L'explication

Nous avons longtemps parlé, elle, de son métier, et moi, du mien. Elle se montrait bavarde, fine, espiègle, en même temps qu'elle me laissait deviner le haut niveau de compétence qu'elle avait acquis, et qui lui valait d'être appelée quelquefois en Arabie Saoudite, à Melbourne ou à New York pour passer une robe par-dessus la tête de la riche cliente qui l'avait commandée à Paris. Puis elle s'est levée, comme pour prendre congé. Je me suis levé aussi. Elle a tiré à elle le manteau qui pendait sur le dossier de son fauteuil comme l’ombre d’un pantin désarticulé. Il était noir, j’ai songé qu’il devait coûter une fortune, puis soudain elle s'est retournée vers moi et elle a dit :"T'es-tu jamais demandé pourquoi j'ai refusé de faire l'amour avec toi, ce fameux soir d'hiver, dans ta mansarde ?"

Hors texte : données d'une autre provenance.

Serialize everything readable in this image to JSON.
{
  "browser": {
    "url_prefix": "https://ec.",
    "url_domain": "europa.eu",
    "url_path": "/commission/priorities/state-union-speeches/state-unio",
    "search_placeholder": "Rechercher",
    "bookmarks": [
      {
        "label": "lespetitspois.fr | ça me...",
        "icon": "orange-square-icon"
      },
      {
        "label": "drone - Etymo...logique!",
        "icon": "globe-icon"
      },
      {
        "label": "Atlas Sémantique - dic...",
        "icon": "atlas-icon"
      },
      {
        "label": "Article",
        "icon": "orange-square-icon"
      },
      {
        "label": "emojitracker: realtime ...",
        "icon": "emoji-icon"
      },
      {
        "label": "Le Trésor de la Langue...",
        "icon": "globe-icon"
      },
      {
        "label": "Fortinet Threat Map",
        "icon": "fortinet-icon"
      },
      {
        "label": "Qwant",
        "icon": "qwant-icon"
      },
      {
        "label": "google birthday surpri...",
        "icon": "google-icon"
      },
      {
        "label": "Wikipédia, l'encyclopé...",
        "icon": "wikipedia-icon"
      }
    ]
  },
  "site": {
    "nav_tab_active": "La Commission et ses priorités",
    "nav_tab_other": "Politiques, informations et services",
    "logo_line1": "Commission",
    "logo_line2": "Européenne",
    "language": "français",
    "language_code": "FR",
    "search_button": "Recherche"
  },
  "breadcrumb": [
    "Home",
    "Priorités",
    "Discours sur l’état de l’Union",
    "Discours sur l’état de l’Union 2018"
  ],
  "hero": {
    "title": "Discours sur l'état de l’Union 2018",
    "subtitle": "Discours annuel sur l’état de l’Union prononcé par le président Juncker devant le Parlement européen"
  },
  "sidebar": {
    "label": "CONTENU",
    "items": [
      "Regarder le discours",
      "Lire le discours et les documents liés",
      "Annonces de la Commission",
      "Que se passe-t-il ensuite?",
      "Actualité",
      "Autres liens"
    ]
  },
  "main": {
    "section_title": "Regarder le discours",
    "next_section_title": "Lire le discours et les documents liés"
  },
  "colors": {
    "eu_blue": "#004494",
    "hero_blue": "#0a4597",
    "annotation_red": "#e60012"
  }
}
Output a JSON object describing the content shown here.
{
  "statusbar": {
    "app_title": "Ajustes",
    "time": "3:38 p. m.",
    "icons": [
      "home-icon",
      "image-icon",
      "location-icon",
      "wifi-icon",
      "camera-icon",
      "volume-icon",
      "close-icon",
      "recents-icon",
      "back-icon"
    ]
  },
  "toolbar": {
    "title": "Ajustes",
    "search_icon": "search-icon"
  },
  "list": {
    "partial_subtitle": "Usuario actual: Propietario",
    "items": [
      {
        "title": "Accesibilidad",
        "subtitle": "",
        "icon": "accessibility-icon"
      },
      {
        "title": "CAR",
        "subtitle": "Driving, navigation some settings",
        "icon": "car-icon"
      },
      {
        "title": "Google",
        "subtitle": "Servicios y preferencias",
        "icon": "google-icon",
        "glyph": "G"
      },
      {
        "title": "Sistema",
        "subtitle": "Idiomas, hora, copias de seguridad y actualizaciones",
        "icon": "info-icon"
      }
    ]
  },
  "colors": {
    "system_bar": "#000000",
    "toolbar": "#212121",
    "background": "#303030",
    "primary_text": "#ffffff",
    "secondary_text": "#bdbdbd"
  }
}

Je suis retombé assis. Elle s'est assise elle aussi, elle s'est penchée vers moi, les deux coudes appuyés sur ses genoux. Son pantalon était noir, très large et si court sur ses chevilles que ma mère aurait dit qu'il était bon pour l'acqua alta de Venise. Il a bien fallu que je réponde. J'ai dit : "Je ne sais pas. J'ai pensé que ma hâte y était pour quelque chose, que je m'étais conduit comme un mufle, et que sans doute tu avais eu peur de tomber enceinte. Ou peut-être, tout simplement, parce que tu n'en avais pas envie. 
-- C'est incroyable. Et pour cela j'aurais pleuré, j'aurais embrassé ta main, je t'aurais supplié de rester mon ami et, pour couronner le tout, je t'aurais fait jurer que tu m'embrasserais encore ? C'est là le scénario que tu as construit en fonction de ce que tu as vu, avec tes moyens d'alors ? Cela te paraît cohérent ? 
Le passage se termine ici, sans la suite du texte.